Well-considered characters. This quality of character also allowed the director to beat the film's critics to the punch. Knowing that he would be accused of shamelessly promoting voyeurism, Hitchcock had the snappy Stella condemn Jeff's natural (and in his case healthy) curiosity by stating, "We've become a race of Peeping Toms. People ought to get outside and look in at themselves."

Jeff's relationship to the picture's audience is also reinforced by his character's action. The film's suspense is captured quickly when Jeff resolves to become an investigator with his camera, turning off lights and shrinking back into the shadows to seriously study Thorwald with his telephoto lens. After all, Jeff's own windows are wide open and he too can be seen. The suspense heightens when the viewer and Jeff see Kelly searching the bedroom inside Thorwald's apartment while the culprit is about to enter the apartment and discover the snooping Kelly. The first inclination the viewer has is identical to that of the terrified Jeff, which is to shout, "Hurry up, get out of there! He's coming, hurry, escape, escape!" This is intense visual tension at the high-water mark Hitchcock so consistently hit.

A pleased Hitchcock. Rear Window was Hitchcock's favorite film next to Shadow of a Doubt (1943) and the great director was very happy with the film's stars. Stewart performed superbly for him in the remake of The Man Who Knew Too Much (1956), Rope (1948), and, later, in Vertigo (1958). Kelly was Hitchcock's kind of icy blonde, with a pudding-soft voice and a truck driver's determination. She became one of hisRear Window favorite leading ladies and appeared in To Catch a Thief (1955), where Hitchcock would lose her to Prince Rainier of Monaco during shooting on location on the French Riviera.
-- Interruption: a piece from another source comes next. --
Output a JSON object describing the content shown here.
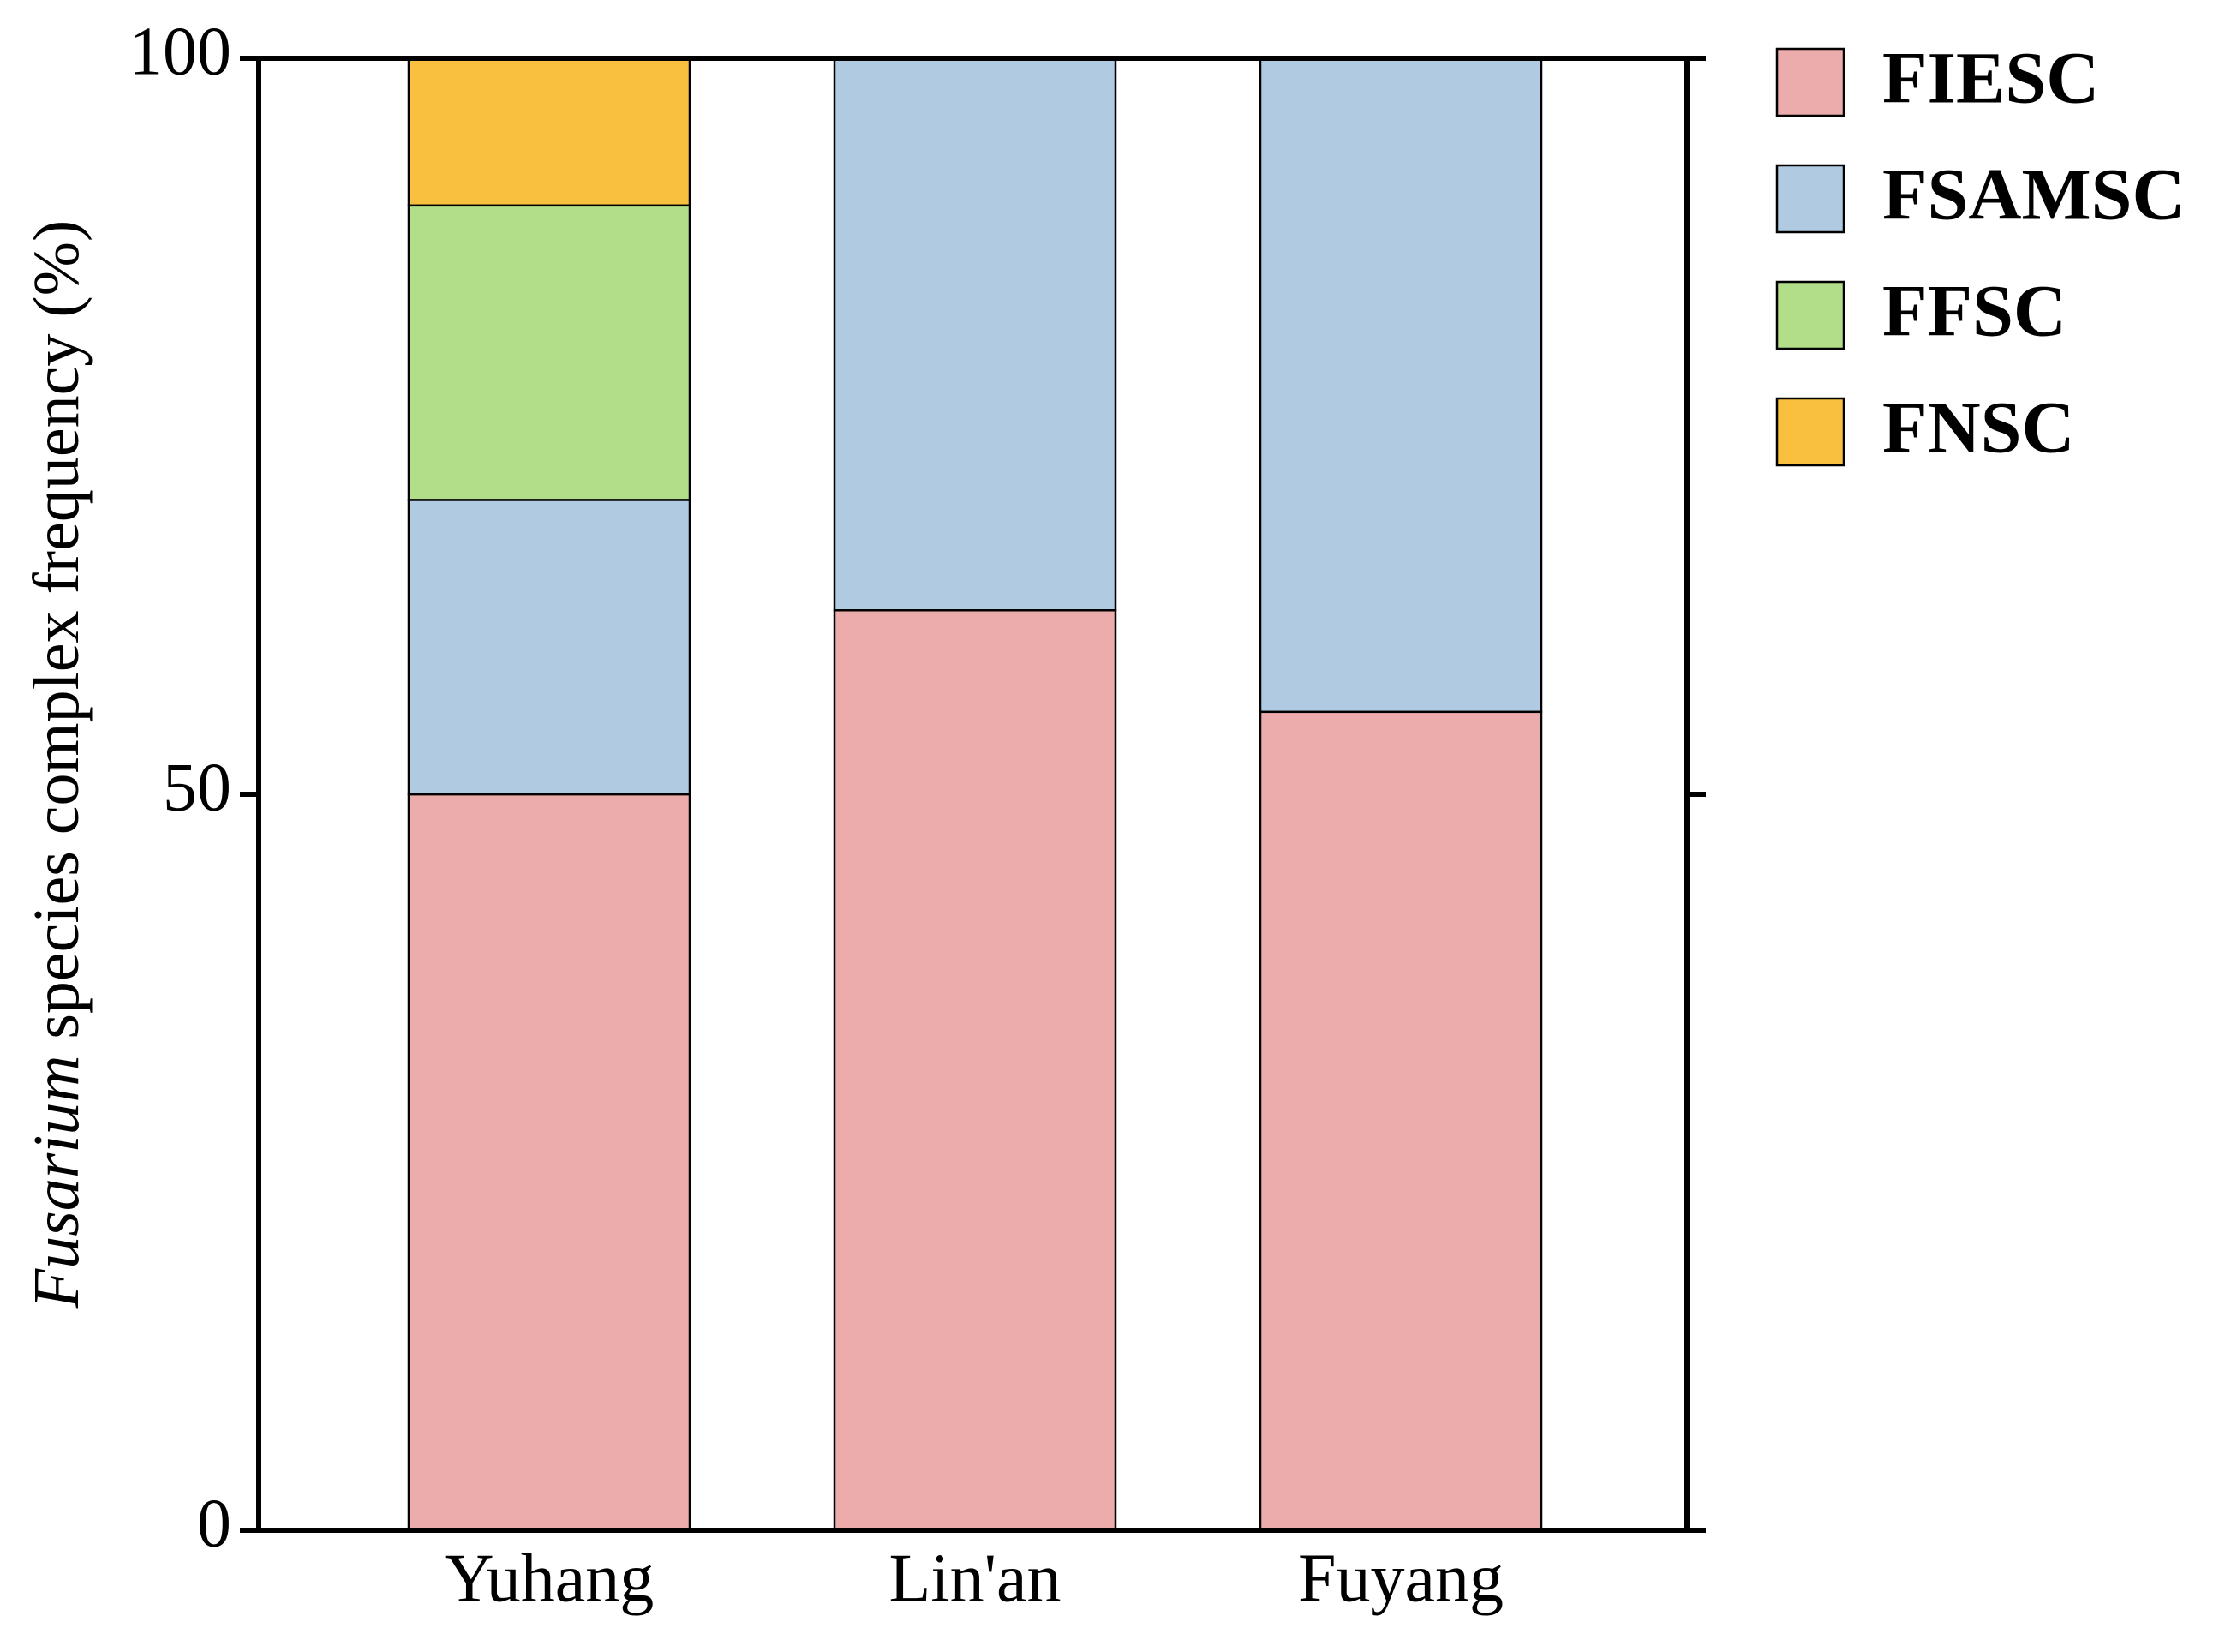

Subsequent rereleases. Rear Window, as well as Rope, The Trouble with Harry (1955), and Vertigo, was taken out of distribution because of Hitchcock's proprietorship and studio squabbling but was rereleased in 1968. (Another rerelease took place in 1983, three years after the director's death.)

The ad campaign that accompanied the 1968 rerelease of Rear Window was actually written by Hitchcock and reflected his dark humor. One blurb ran, "Rear Window is such a frightening picture that one should never see it unless accompanied by an audience." (This in the days before cassette viewing.) Another read, "If you do not experience delicious terror when you see Rear Window, then pinch yourself—you are most probably dead."

Links

Questions for discussion:

  1. In Letter from an Unknown Woman, we considered the problems of adapting first-person point-of-view from literary fiction to the cinematic narrative.  What techniques does Hitchcock use to address the problem of first-person point-of-view?   How is his response similar to, or different from, Max Ophüls's in Letter from an Unknown Woman?
  2. While "It Had to Be Murder" is regarded most charitably as a minor noir story, Rear Window has been generally regarded as a classic of the American cinema. Why is that? Aside from the obvious appeal of its stars and style of its director, what accounts for Rear Window's comparative success as a work of art?
  3. What specific thematic meanings does Hitchcock's interpretation of the story provide that Woolrich's "It Had to Be Murder" does not?  How are those meanings suggested?  Are there any such meanings that Woolrich's story provides that Hitchcock's film does not?
  4. Hitchcock has said that his "first instincts are to go with the visual and not follow the words."  To what degree is this claim supported by Rear Window, and to what effect?  What methods does Hitchcock find of providing (and deferring) exposition, of developing complications, and of resolving conflicts?
  5. Describe as precisely as you can the relationship between Jeff and Lisa, both "prior to" the time of the film itself and during it.  How is each of them characterized, and by what methods?  When is it--exactly--that Lisa finally becomes of interest to Jeff?  What is it that motivates his interest?
  6. In what ways does the exposition provided us about Jeff's career guide our analysis and evaluation of what he sees and imagines?